Возвращение Рамзеса с дочерью, пораженной тяжким недугом, встречено было всеми жрецами Фив. Оки вышли за северные ворота с изображениями богов, которых несли в золотых ладьях. К небу поднимались целые облака курений.
Вышла и Тиа навстречу больной дочери. По-видимому, Нофрура не узнала матери.
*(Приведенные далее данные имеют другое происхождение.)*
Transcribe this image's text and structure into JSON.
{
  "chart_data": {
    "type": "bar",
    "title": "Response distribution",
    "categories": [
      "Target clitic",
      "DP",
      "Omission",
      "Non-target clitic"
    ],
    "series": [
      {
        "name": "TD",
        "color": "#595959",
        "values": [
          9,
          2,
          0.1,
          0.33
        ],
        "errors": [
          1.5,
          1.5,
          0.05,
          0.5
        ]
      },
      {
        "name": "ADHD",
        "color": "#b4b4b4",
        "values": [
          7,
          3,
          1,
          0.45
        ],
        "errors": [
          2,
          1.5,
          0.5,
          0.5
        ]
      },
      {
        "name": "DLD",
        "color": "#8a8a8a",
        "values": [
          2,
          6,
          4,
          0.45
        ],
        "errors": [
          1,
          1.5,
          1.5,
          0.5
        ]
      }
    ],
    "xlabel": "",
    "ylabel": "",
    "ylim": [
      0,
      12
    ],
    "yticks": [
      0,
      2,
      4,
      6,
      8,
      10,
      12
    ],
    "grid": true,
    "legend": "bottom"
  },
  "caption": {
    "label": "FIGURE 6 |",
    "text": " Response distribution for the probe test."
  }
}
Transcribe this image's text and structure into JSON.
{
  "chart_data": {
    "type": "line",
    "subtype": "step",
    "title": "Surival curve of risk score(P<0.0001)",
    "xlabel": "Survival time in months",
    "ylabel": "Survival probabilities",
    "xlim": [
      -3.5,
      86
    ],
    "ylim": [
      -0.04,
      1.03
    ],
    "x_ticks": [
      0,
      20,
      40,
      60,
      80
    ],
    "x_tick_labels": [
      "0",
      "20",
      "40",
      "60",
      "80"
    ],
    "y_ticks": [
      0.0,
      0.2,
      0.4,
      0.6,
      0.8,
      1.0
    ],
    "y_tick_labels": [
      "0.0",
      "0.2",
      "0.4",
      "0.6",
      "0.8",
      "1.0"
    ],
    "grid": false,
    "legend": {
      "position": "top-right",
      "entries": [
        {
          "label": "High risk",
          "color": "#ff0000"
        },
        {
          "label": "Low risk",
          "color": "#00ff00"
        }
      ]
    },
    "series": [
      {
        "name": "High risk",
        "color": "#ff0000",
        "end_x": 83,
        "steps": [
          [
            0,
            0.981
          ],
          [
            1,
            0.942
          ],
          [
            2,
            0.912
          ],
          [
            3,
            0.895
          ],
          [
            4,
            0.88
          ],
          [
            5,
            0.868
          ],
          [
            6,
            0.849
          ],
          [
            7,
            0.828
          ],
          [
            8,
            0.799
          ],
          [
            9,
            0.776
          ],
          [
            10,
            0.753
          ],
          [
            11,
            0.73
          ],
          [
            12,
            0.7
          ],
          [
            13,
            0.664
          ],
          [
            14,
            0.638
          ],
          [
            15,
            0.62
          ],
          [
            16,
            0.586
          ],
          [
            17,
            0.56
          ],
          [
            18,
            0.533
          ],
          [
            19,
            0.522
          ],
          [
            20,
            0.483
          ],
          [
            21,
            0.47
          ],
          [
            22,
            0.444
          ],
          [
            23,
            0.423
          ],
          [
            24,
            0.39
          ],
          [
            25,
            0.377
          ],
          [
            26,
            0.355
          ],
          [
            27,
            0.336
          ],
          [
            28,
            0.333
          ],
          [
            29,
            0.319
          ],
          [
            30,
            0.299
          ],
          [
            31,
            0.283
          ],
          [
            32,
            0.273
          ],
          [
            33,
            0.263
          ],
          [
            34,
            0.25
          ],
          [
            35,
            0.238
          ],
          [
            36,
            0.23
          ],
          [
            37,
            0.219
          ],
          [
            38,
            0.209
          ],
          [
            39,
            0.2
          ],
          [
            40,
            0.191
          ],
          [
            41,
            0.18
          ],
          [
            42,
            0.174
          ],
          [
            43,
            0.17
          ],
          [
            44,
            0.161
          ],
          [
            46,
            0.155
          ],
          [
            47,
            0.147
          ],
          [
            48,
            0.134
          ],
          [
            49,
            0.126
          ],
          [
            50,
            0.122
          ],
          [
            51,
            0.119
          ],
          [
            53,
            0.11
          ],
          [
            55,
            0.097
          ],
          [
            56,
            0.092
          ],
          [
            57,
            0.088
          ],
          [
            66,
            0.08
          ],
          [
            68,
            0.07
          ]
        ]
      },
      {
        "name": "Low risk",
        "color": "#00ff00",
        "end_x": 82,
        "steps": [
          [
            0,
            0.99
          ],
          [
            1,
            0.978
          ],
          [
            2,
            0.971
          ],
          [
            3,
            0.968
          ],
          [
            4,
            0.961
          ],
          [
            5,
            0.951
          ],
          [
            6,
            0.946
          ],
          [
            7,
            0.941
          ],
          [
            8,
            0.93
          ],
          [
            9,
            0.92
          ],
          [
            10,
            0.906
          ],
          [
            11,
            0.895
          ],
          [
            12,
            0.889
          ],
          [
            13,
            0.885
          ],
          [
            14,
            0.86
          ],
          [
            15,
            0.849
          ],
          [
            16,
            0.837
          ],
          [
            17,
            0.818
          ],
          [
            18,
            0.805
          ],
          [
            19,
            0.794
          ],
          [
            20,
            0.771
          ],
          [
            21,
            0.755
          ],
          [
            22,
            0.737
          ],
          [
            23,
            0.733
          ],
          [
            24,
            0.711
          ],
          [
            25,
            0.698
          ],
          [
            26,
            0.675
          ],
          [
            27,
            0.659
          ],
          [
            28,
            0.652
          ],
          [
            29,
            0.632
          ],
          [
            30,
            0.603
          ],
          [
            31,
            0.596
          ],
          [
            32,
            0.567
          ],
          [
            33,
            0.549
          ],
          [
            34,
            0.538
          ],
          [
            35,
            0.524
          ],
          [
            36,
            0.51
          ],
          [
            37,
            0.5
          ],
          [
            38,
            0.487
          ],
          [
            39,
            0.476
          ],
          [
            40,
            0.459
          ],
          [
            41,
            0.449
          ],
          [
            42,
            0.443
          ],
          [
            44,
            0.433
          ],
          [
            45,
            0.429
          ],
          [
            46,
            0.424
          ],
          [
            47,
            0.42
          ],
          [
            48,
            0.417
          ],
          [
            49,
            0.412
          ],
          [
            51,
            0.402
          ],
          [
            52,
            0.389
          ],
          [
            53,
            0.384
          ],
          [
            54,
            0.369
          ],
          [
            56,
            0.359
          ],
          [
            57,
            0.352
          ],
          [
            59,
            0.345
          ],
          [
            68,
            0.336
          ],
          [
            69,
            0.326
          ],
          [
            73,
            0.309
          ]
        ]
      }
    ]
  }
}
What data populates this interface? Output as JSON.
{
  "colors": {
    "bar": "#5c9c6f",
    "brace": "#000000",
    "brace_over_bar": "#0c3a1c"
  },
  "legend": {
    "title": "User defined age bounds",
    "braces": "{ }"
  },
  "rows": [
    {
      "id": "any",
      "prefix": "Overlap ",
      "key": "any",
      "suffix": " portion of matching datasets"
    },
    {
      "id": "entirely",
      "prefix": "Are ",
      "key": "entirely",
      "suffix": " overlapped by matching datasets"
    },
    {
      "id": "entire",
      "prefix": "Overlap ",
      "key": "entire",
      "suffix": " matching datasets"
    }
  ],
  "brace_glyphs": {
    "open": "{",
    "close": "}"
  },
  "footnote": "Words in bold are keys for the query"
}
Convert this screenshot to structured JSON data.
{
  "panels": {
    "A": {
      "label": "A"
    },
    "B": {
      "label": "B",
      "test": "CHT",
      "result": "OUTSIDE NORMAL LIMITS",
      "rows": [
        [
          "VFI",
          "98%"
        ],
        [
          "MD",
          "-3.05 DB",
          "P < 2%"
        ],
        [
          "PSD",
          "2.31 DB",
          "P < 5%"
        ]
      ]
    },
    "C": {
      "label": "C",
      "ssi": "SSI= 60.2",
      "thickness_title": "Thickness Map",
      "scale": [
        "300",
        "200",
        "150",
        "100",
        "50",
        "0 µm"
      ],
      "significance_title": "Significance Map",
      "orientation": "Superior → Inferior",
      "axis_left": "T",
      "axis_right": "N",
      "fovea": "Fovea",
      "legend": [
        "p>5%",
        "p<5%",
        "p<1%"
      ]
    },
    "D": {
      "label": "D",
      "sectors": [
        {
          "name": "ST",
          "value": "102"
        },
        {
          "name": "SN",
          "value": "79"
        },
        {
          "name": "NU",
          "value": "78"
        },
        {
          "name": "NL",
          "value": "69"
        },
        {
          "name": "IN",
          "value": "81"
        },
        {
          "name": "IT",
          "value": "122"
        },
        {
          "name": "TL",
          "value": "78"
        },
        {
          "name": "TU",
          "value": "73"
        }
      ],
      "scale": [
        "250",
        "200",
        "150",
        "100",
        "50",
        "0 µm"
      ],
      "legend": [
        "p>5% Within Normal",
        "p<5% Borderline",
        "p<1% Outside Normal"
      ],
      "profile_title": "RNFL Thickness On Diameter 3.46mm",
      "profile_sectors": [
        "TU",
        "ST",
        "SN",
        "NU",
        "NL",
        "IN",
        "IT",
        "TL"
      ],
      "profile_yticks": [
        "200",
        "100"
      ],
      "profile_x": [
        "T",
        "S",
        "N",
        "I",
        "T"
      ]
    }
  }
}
В горячечном бреду она бормотала невнятные слова… «Все руки, руки… кровь засохла…»
В тот же день во дворец фараона созваны были главные верховные жрецы всех богов Египта и главные «хир-сешта», мудрецы египетской земли: «учители таинственных наук», «учители тайн неба», «учители тайн земли», «учители тайн бездны», «тайн глубины» и «учители таинственных слов». На общем совете положено было принести жертвы для умилостивления богов и в то же время принести «живую жертву» Нилу.
На следующее утро и совершился самый обряд выбора этой «живой жертвы». Процесс выбора совершился следующим образом.
Едва первые лучи солнца, поднявшегося за холмами восточного берега Нила, позолотили вершины Ливийского хребта, от храма Аммона-Горуса двинулась процессия жрецов. Служители этого бога несли его изображение — Горус с головою кобчика — на золотой ладье. У ног божества помещались золотые изображения царей Нила — крокодила и гиппопотама. Процессия, под дикое завывание медных труб, двигалась к священной реке.
В тот момент, когда шествие достигло колоссов Аменхотепа (колоссы Мемнона), солнечные лучи озарили головы этих гигантов, которые под влиянием этих лучей издали протяжный, как бы жалобный стон.